John Giorno, YOU GOT TO BURN TO SHINE, 2016
Photograph: Courtesy Etienne Frossard/John Giorno/Elizabeth Dee, New York
Margaret Lee’s artist-run gallery is known to push the envelope with exhibitions that are meant to stir, provoke and even disturb viewers. Images of dystopian futures, geological experiments and drug-laden creations are just some of what the New York-based gallery has presented. This year, guests can find them at the Nova sector of Art Basel Miami Beach, where 47 Canal will showcase Anicka Yi’s disturbing installation of new works that use animal fur and skin to explore anxieties relating to radical biotech.
Anika Yi, Our Brand Is Crisis, 2016
Photograph: Courtesy Joerg Lohse/Anicka Yi/47 Canal, New York
Dominique Lévy Gallery
Swiss art dealer Dominique Astrid Lévy opened her eponymous Manhattan gallery in 2013 and followed it up with a London counterpart the following year. With a focus on modern and post-war art, Dominique Lévy counts Yves Klein, Roman Opalka and Frank Stella among the notable estates and artists it represents.
Bontecou, Untitled, 1993
Photograph: John Berens/Bontecou/Dominique Lévy Gallery
In 1995, Carol Greene’s Greene Naftali gallery was one of the first to inhabit New York’s Chelsea neighborhood. Known for its conceptually based work, the white-box gallery shows pieces work by artists such as Richard Hawkins, Paul Chan and Julie Becker. Greene remains committed to exhibiting contemporary artists from both the United States and across Europe.
Jacqueline Humphries, Untitled, 2016
Photograph: Courtesy Jacqueline Humphries/Greene Naftali; New York
Blum & Poe
Blum & Poe, which has headquarters in Los Angeles, New York City and Tokyo, is known for its breakthrough exhibitions. Recently, the contemporary gallery premiered Kanye West’s first foray into the art world: “Famous by Kanye West,” a headline-making display of the 12 naked celebrity wax figures depicted in the rapper’s controversial video for the namesake song.

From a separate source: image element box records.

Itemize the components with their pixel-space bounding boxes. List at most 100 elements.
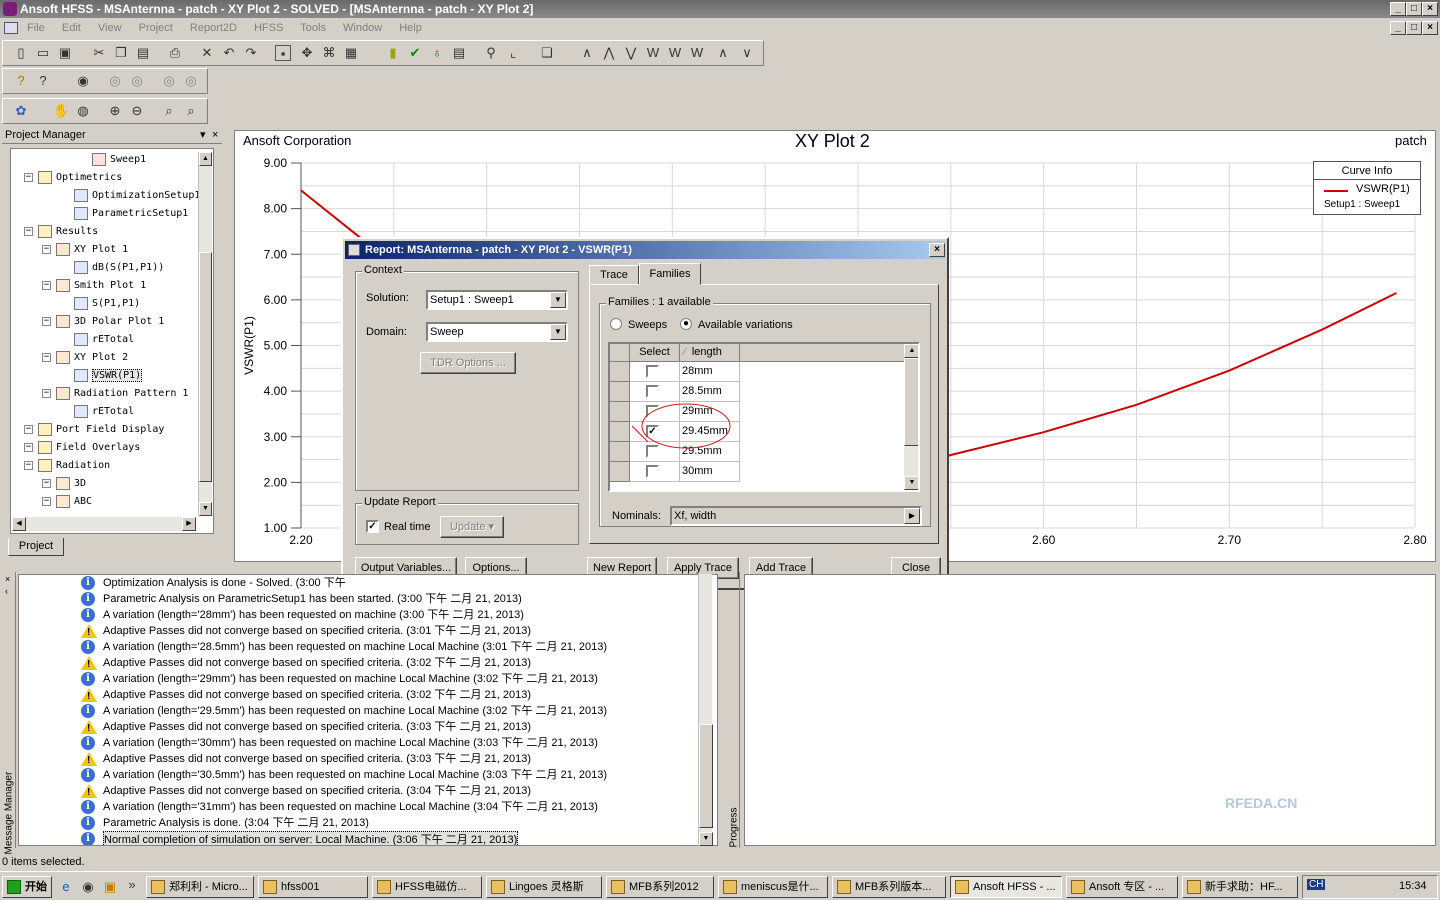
tab-families[interactable]: Families bbox=[639, 263, 701, 285]
tree-node[interactable]: S(P1,P1) bbox=[74, 296, 140, 312]
start-button[interactable]: 开始 bbox=[2, 876, 52, 898]
curve-info-legend[interactable]: Curve Info VSWR(P1) Setup1 : Sweep1 bbox=[1313, 161, 1421, 215]
marker-8-icon[interactable]: ∨ bbox=[739, 45, 755, 61]
marker-4-icon[interactable]: W bbox=[645, 45, 661, 61]
chevron-down-icon[interactable]: ▼ bbox=[550, 292, 566, 308]
collapse-toggle-icon[interactable]: − bbox=[24, 443, 33, 452]
taskbar-item[interactable]: meniscus是什... bbox=[718, 876, 828, 898]
delete-icon[interactable]: ✕ bbox=[199, 45, 215, 61]
undo-icon[interactable]: ↶ bbox=[221, 45, 237, 61]
row-header[interactable] bbox=[610, 362, 630, 382]
pan-icon[interactable]: ✋ bbox=[53, 103, 69, 119]
domain-select[interactable]: Sweep ▼ bbox=[426, 322, 568, 342]
marker-1-icon[interactable]: ∧ bbox=[579, 45, 595, 61]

Sam Durant, Occupation, Lies, Illegal, Respect, Supremacy, Freedom?, 2016
Photograph: Courtesy Sam Durant/Blum & Poe
L.A.’s Regen Projects consistently raises the bar when it comes to the city’s art, giving local artists a nationally reputable space to showcase their work. After more than 25 years in the business, founders Shaun and Stuart Regen have a proven record as successful talent scouts, helping to introduce artists such as Matthew Barney and Opie, which the couple was the first to represent. It goes without saying: if you see something you like at the Regen booth, snatch it up before it quickly finds its way to the mainstream.
Yes, Brooklyn’s in the house— by way of Olivier Babin’s Clearing. The commercial gallery, whose New York outpost is a 5,000-square-foot space housed in a former truck repair shop, also has a Brussels location. Visitors can expect to see never-before-seen pieces with an otherworldly and visceral feel.
Though synonymous with New York City culture, the venerable Gagosian began in L.A. before owner Larry Gagosian moved the operation to Manhattan in the mid ’80s. After more than 36 years in business and 16 outposts later, the gallery remains one of the most important voices in the contemporary and modern art world. In previous years, the gallery has showcased blue-chip artists, including Jeff Koons and Damien Hirst.
With one foot firmly planted in New York’s West Village and the other in L.A.’s Boyle Heights, Maccarone has captured the imagination of collectors on both coasts. Founded in 2001 by Michele Maccarone, the contemporary gallery is known for projects with an intricate and historic scope that both engage and delight.
Jeanne Greenberg Rohatyn, an art dealer and second-generation contemporary gallerist, is the guiding force behind Salon 94’s three influential New York galleries. Her keen eye for emerging artists and unlikely aesthetic mash-ups is one to watch.